The Wine Bars Of Venice


Posted February 18, 2019 by Tony445

In the whimsical adriatic city of Venice, the citizens practice a wonderful little custom known as the"giro di ombre" (the wheel of color ).
 
In the whimsical adriatic city of Venice, the citizens practice a wonderful little custom known as the"giro di ombre" (the wheel of color ). It is not a habit of all Venetians, but largely men and generally older guys. However, this being said, you don't need to be a guy to participate. You not need to be old. Everyone can do it, and in fact many younger Venetians (like girls ) are now caught up in this thing called the giro. Mostly though, you may see groups of men, three, five, or six, perhaps more, one can also do it alone. I often go solo . Do not worry about being alone.

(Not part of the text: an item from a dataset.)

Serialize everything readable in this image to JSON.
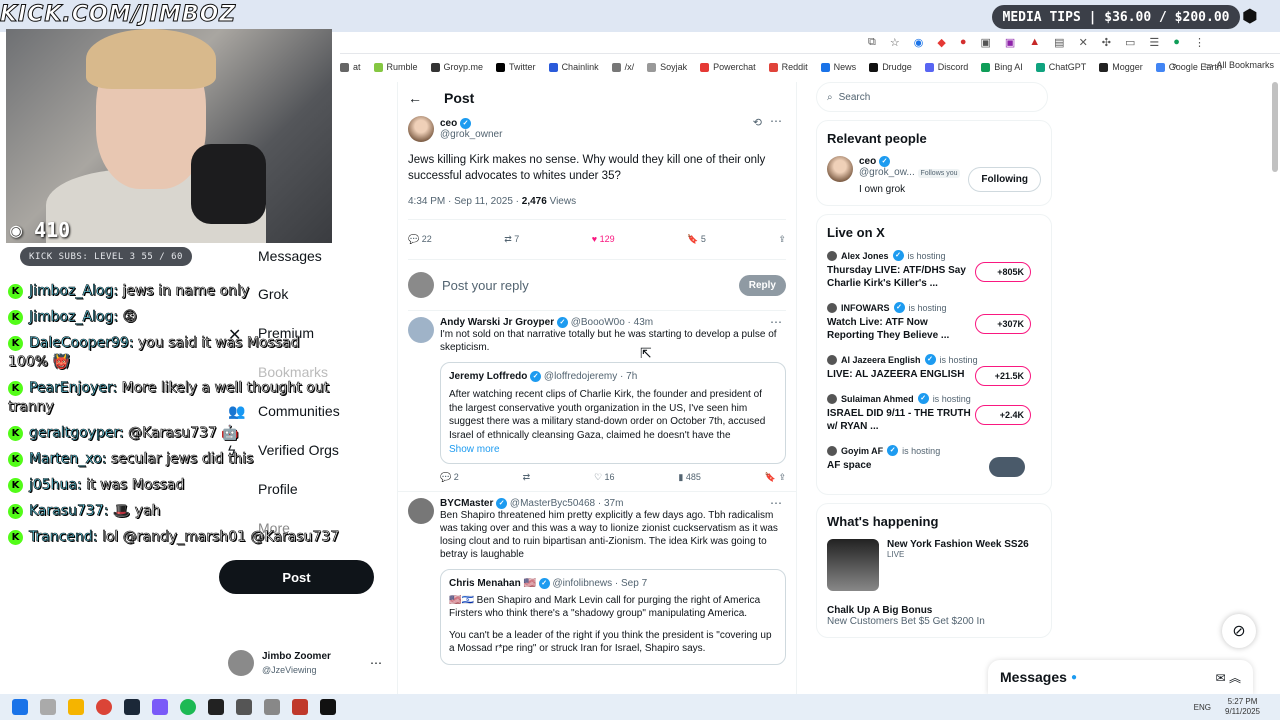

You'll make many friends along the way, for that's part of this"giro," making new friends, eating, imbibing, in general, having a excellent time.

What's this giro di ombre you ask?

The giro di ombre is a splendid small ritual which started around venice's rialto market some 600 decades ago. The merchants of the rialto marketplace, wanting to take a tiny break from hawking their products, would run to the nearest wine bar to escape sunlight and have a little sip of wine accompanied by small tidbits of meals (cichetti) to go with the wine. Whenever these retailers went to the wine bars, known as bacari, translating to"house of bachus," they would say they needed a"ombra," that the latin word for shade. They wanted to get out of the sun and into the shade. With time, a glass of wine in venice became know as a"ombra." If one day you have the good chance to make it into one of venice's many enchanting small wine-bars (bacaro), you belly up to the bar, order"un ombra rosso" if you need a glass of the house red, or"un ombra bianco" if you'd prefer a glass of wine. It's as straightforward as that, and you are speaking in the superb venetian dialect. Just like a true venetian!

When you go into the wine-bars of Venice, you will see a tantalizing display of food attractively displayed in platters on the pub. These items of food are"cichetti," tidbits of prepared food which come in tiny parts so you may try four, four, five, maybe even six or even more. The cichetti generally cost about $1.00-$2.50. They're designed to be very affordable and are in tiny portions so people are able to purchase a couple of distinct items for variety.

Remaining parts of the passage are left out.